I don’t get the praise for this, I really don’t. Guy comic bloggers with review copies seem to find it hilarious; maybe it’s as simple as that. The publisher has a preview available, and the artist has recorded a theme song for the team.

(The publisher provided a review copy.)

5 Responses to “Superf*ckers”

  1. Johnny Bacardi Says:

    Well, in all fairness, Superf*ckers came out before The Boys did, perhaps the last issue might have overlapped with the first few of the latter.
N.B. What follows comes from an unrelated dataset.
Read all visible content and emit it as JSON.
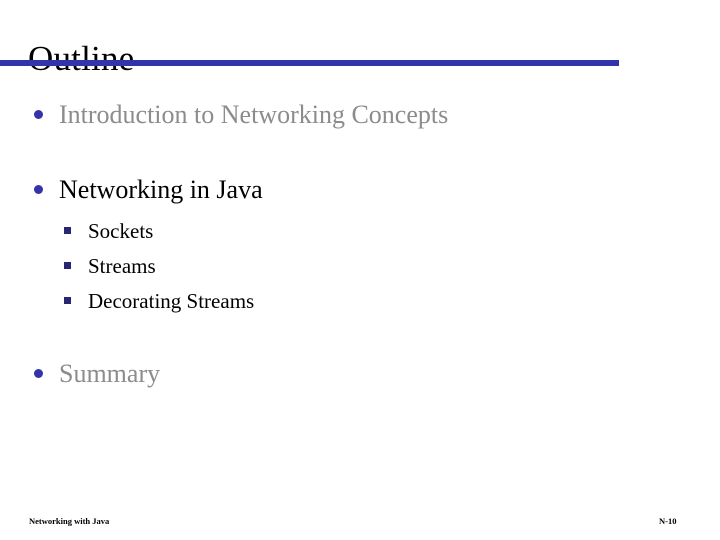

    I thought it was pretty funny myself, at least my inner ten year old did! He gets out sometimes.

  2. Johanna Says:

    Oh, I should have checked the dates on the original issues — but I will cover myself by saying that I was referring to the release of the SF collection and those who were new to the idea with that book. :) And yeah, humor is a very individual thing, and certainly, this has plenty of fans.

  3. Leigh Walton Says:

    Per the Top Shelf web site (, SuperF*ckers #1 came out in 2005, the rest following in 2006-7.

    As the Top Shelf publicist, I can’t possibly speak about this impartially, of course. But for whatever it’s worth: I see it as a quite different thing than The Boys, not only because Kochalka and Robertson live in completely different artistic universes — although that’s a big part. In Ennis’s comic (of which I admittedly only read the first 6 issues or so) there is something truly sick and wrong and evil with the super”heroes,” and it’s fueled by a sort of righteous indignation. Meanwhile Kochalka’s book is fueled by a great deal of affection for these very, very stupid, naive, and insecure characters. The stakes are much lower. The Boys is about abuse of power; SuperF*ckers is about youth and immaturity.

  4. Leigh Walton Says:

    On the other hand, when you spend as much time with a book as I do with our titles, you start to see all kinds of layers of meaning. Even stuff that may not be there…

  5. Johanna Says:

    What a fascinating comparison! I think you’re right about the different tones. Unfortunately, I find both repulsive in the way they wallow in offensive material, so I can’t get into them enough to perceive those distinctions. But I’m overly sensitive to such things.